そう願って、子供がうまくできたときにたくさん褒める。とても自然な姿勢です。
けれど実は、「できた瞬間」そのものだけを大事にしても、肯定感は強くなりにくいことがあります。
大切なのは、できたかどうかではなく、そこに至るまでの変化を、あとから自分で確かめられるかです。
肯定感が育つ瞬間は、
「できなかった → 努力した → できるようになった」
この流れを自分の中で一本の線としてつなげられたときです。
たとえば、前は解けなかった問題が今は解ける。
以前は時間がかかっていた作業が、少し楽にできる。
こうした変化は、積み重なっている最中よりも、振り返ったときに、はっきりと実感されます。
ここで注意したいのが、「褒めすぎ」の問題です。
「すごいね」「完璧だね」を重ねすぎると、子供は“今の自分”に満足します。満足は、決して悪いものではありません。
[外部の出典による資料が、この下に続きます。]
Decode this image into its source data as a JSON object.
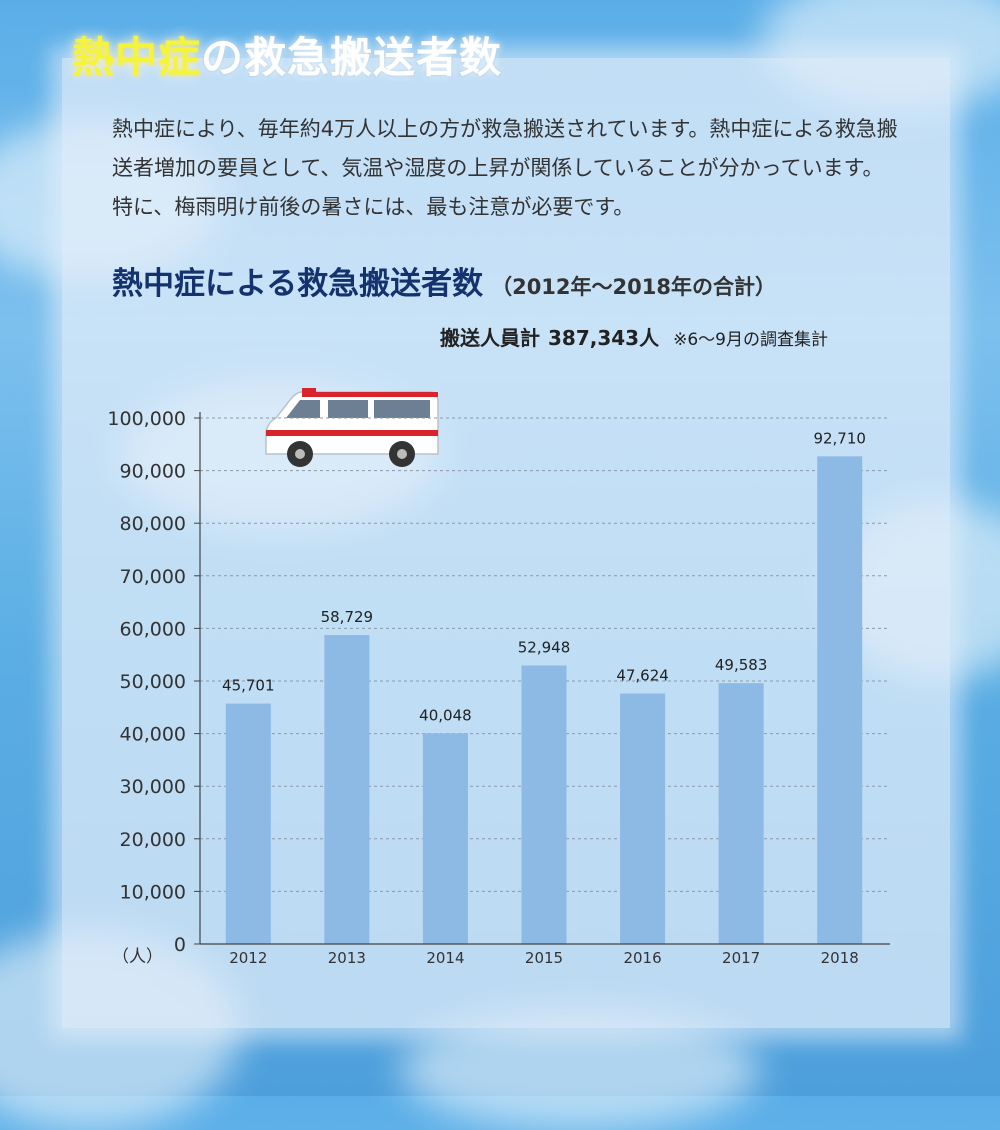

ただ、そこで止まってしまうと、「もう少しがんばろう」という力を削いでしまうこともあります。
必要なのは、
・少し背伸びをしないと届かない目標
・がんばればできそうだと思える感覚
・続けて取り組める環境
そして何より、成長した“あと”に、過去の自分を見返す時間です。
「前はここでつまずいていた」
「それでも続けたから、今ここまで来た」
この確認こそが、「自分は変われる」という確かな肯定感を育てます。
肯定感とは、「自分はできる人間だ」と思い込むことではありません。
努力を重ねることで、昨日の自分を越えられると知っていること。
その感覚は、振り返りの中でこそ、静かに、しかし確実に育っていきます。